Significantly, it is unknown what the future Fed policy will be regarding interest rates. Low interest rates will not last forever. Many investment professionals have been stymied by the Fed policy of the past few years. Incorrectly guessing the Fed’s interest rate decisions has been costly for many investors.
Geo-political concerns also impact portfolio decisions. Investors are interested in current events such as the Russian “stealth” invasion of eastern Ukraine, the fundamentalist Muslim’s ISIS battle successes in the Middle East, the global threat of the Ebola outbreak from West Africa, and China’s growing naval presence in the western Pacific and Indian Oceans.
Stock investing is about owning businesses. Business owners typically own their companies for many years. Equity investing is not about trading. It is, as Warren Buffett has articulated, about owning a business. Over time, owning strong, well-managed businesses in stable industries with good cash flow, sustained sales and earnings growth, and strong balance sheets creates great wealth.
Investment risk is reduced when one owns a diversified portfolio of strong businesses with excellent characteristics and competitive advantages in sustainable industries. Great companies that pay dividends have the financial characteristics allowing for an increasing dividend stream to offset monetary inflation over time. Investment risk is not a primary concern in owning these businesses.
If publicly-traded businesses trade at a premium to their underlying fundamentals, the stock may become incorrectly priced. When this occurs, volatility risk becomes an issue. Eventually, prices will decline to a level which supports the underlying value of the business. Infrequently, companies may be priced at a substantial discount to that intrinsic value. (What would the business sell for if it were a private company?)
Volatility risk occurs when valuations become extended. Occasionally, it is in a specific company or industry.

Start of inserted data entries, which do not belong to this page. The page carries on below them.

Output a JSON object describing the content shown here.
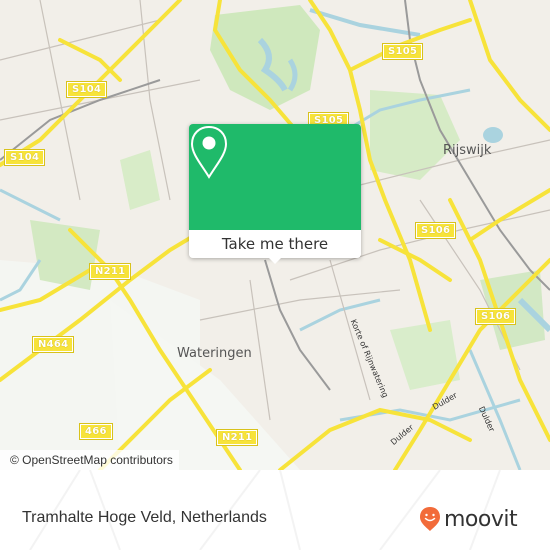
{
  "map": {
    "attribution": "© OpenStreetMap contributors",
    "places": [
      {
        "name": "Rijswijk"
      },
      {
        "name": "Wateringen"
      }
    ],
    "road_shields": [
      {
        "label": "S104"
      },
      {
        "label": "S104"
      },
      {
        "label": "S105"
      },
      {
        "label": "S105"
      },
      {
        "label": "S106"
      },
      {
        "label": "S106"
      },
      {
        "label": "N211"
      },
      {
        "label": "N211"
      },
      {
        "label": "N464"
      },
      {
        "label": "466"
      }
    ],
    "streets": [
      {
        "name": "Korte of Rijnwatering"
      },
      {
        "name": "Dulder"
      },
      {
        "name": "Dulder"
      },
      {
        "name": "Dulder"
      }
    ],
    "colors": {
      "background": "#f2efe9",
      "major_road": "#f7e33a",
      "water": "#aad3df",
      "park": "#c8e6b0",
      "rail": "#888888"
    }
  },
  "popup": {
    "icon": "map-pin-icon",
    "button_label": "Take me there",
    "accent_color": "#1fba6a"
  },
  "footer": {
    "location_title": "Tramhalte Hoge Veld, Netherlands",
    "brand": "moovit",
    "brand_color": "#f26b3a"
  }
}
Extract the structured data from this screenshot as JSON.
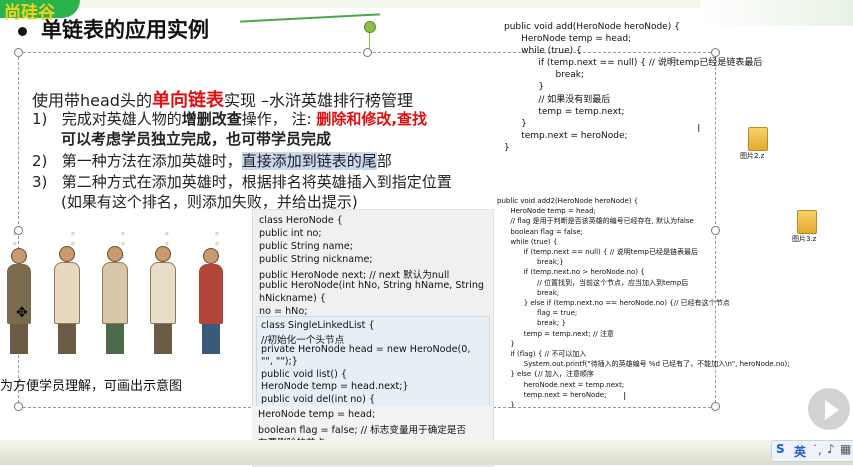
{
  "header": {
    "logo_text": "尚硅谷",
    "title": "单链表的应用实例"
  },
  "intro": {
    "line_prefix": "使用带head头的",
    "line_red": "单向链表",
    "line_suffix": "实现 –水浒英雄排行榜管理"
  },
  "steps": [
    {
      "num": "1)",
      "text_a": "完成对英雄人物的",
      "text_b": "增删改查",
      "text_c": "操作， 注: ",
      "text_red": "删除和修改,查找",
      "line2": "可以考虑学员独立完成，也可带学员完成"
    },
    {
      "num": "2)",
      "text_a": "第一种方法在添加英雄时，",
      "text_hl": "直接添加到链表的尾",
      "text_c": "部"
    },
    {
      "num": "3)",
      "text_a": "第二种方式在添加英雄时，根据排名将英雄插入到指定位置",
      "line2": "(如果有这个排名，则添加失败，并给出提示)"
    }
  ],
  "caption": "为方便学员理解，可画出示意图",
  "code_add": "public void add(HeroNode heroNode) {\n      HeroNode temp = head;\n      while (true) {\n            if (temp.next == null) { // 说明temp已经是链表最后\n                  break;\n            }\n            // 如果没有到最后\n            temp = temp.next;\n      }\n      temp.next = heroNode;\n}",
  "code_add2": "public void add2(HeroNode heroNode) {\n      HeroNode temp = head;\n      // flag 是用于判断是否该英雄的编号已经存在, 默认为false\n      boolean flag = false;\n      while (true) {\n            if (temp.next == null) { // 说明temp已经是链表最后\n                  break;}\n            if (temp.next.no > heroNode.no) {\n                  // 位置找到，当前这个节点，应当加入到temp后\n                  break;\n            } else if (temp.next.no == heroNode.no) {// 已经有这个节点\n                  flag = true;\n                  break; }\n            temp = temp.next; // 注意\n      }\n      if (flag) { // 不可以加入\n            System.out.printf(\"待插入的英雄编号 %d 已经有了，不能加入\\n\", heroNode.no);\n      } else {// 加入，注意顺序\n            heroNode.next = temp.next;\n            temp.next = heroNode;\n      }",
  "code_heronode": [
    "class HeroNode  {",
    "public int no;",
    "public String name;",
    "public String nickname;",
    "public HeroNode  next; // next 默认为null",
    "public HeroNode(int  hNo, String hName,  String",
    "hNickname)  {",
    "no = hNo;"
  ],
  "code_list": [
    "class SingleLinkedList  {",
    "  //初始化一个头节点",
    "  private HeroNode  head = new HeroNode(0,",
    "\"\", \"\");}",
    " public void list() {",
    "    HeroNode  temp = head.next;}",
    " public void del(int no) {"
  ],
  "code_del": [
    "HeroNode temp = head;",
    "boolean flag = false; // 标志变量用于确定是否",
    "有要删除的节点"
  ],
  "files": [
    {
      "label": "图片2.z"
    },
    {
      "label": "图片3.z"
    }
  ],
  "ime": {
    "label": "英"
  },
  "colors": {
    "accent_red": "#e01010",
    "logo_green": "#28b44a",
    "logo_yellow": "#f2d21c",
    "highlight": "#c9d8ef"
  }
}
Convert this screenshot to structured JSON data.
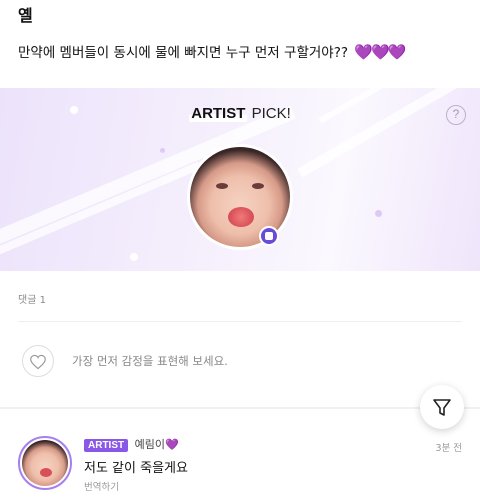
{
  "post": {
    "author_name": "옐",
    "text": "만약에 멤버들이 동시에 물에 빠지면 누구 먼저 구할거야??",
    "hearts": "💜💜💜"
  },
  "artist_pick": {
    "title_artist": "ARTIST",
    "title_pick": "PICK!",
    "help_label": "?",
    "colors": {
      "accent": "#6a4bd8",
      "banner_bg": "#ece3fb"
    }
  },
  "comments_section": {
    "count_label": "댓글 1",
    "reaction_placeholder": "가장 먼저 감정을 표현해 보세요.",
    "reaction_icon": "heart-outline-icon",
    "filter_icon": "filter-icon"
  },
  "comment": {
    "badge": "ARTIST",
    "name": "예림이",
    "heart": "💜",
    "time": "3분 전",
    "text": "저도 같이 죽을게요",
    "translate_label": "번역하기"
  }
}
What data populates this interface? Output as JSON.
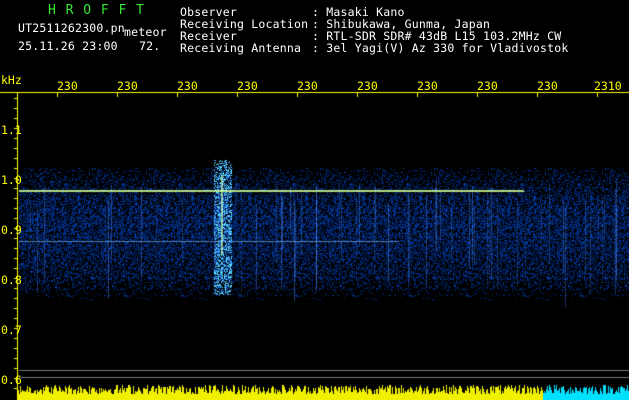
{
  "header": {
    "app_title": "HROFFT",
    "filename": "UT2511262300.pn",
    "meteor_label": "meteor",
    "datetime": "25.11.26 23:00",
    "count": "72.",
    "fields": [
      {
        "label": "Observer",
        "value": ": Masaki Kano"
      },
      {
        "label": "Receiving Location",
        "value": ": Shibukawa, Gunma, Japan"
      },
      {
        "label": "Receiver",
        "value": ": RTL-SDR SDR# 43dB L15 103.2MHz CW"
      },
      {
        "label": "Receiving Antenna",
        "value": ": 3el Yagi(V) Az 330 for Vladivostok"
      }
    ]
  },
  "axis": {
    "unit": "kHz",
    "y_ticks": [
      "1.1",
      "1.0",
      "0.9",
      "0.8",
      "0.7",
      "0.6"
    ],
    "x_ticks": [
      "230",
      "230",
      "230",
      "230",
      "230",
      "230",
      "230",
      "230",
      "230",
      "2310"
    ]
  },
  "colors": {
    "background": "#000000",
    "axis": "#ffff00",
    "text": "#ffffff",
    "title": "#36e636",
    "signal": "#3f7bff",
    "meteor_line": "#ffffa0",
    "bottom_bars": "#f0f000",
    "bottom_bars_right": "#00e0ff"
  }
}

At times, the entire stock market trades at an overvalued level. By some measures, the broad market is currently trading at a premium. When this occurs, there is likelihood that the market will re-price itself. Stocks have a tendency to regress to the historical mean.
The challenging task for a portfolio manager is to properly allocate capital and manage risk. It is unknowable when a market decline might occur. To reduce stock portfolio volatility a portion of the portfolio should be allocated to bond or short term debt securities. An allocation with fewer equities can reduce volatility risk, but not eliminate it. Each investor’s portfolio is constructed with these factors in mind.
Market volatility is part of investing. It can be vicious at times. An investor’s greatest challenge is finding the balance between making money in a bull market, and preserving purchasing power and capital in a bear market. Emotions play an important part of making such allocation decisions. Managing emotions is, at times, more difficult than managing portfolios.
A commitment to owning great businesses is the best protection and prescription for being a successful investor.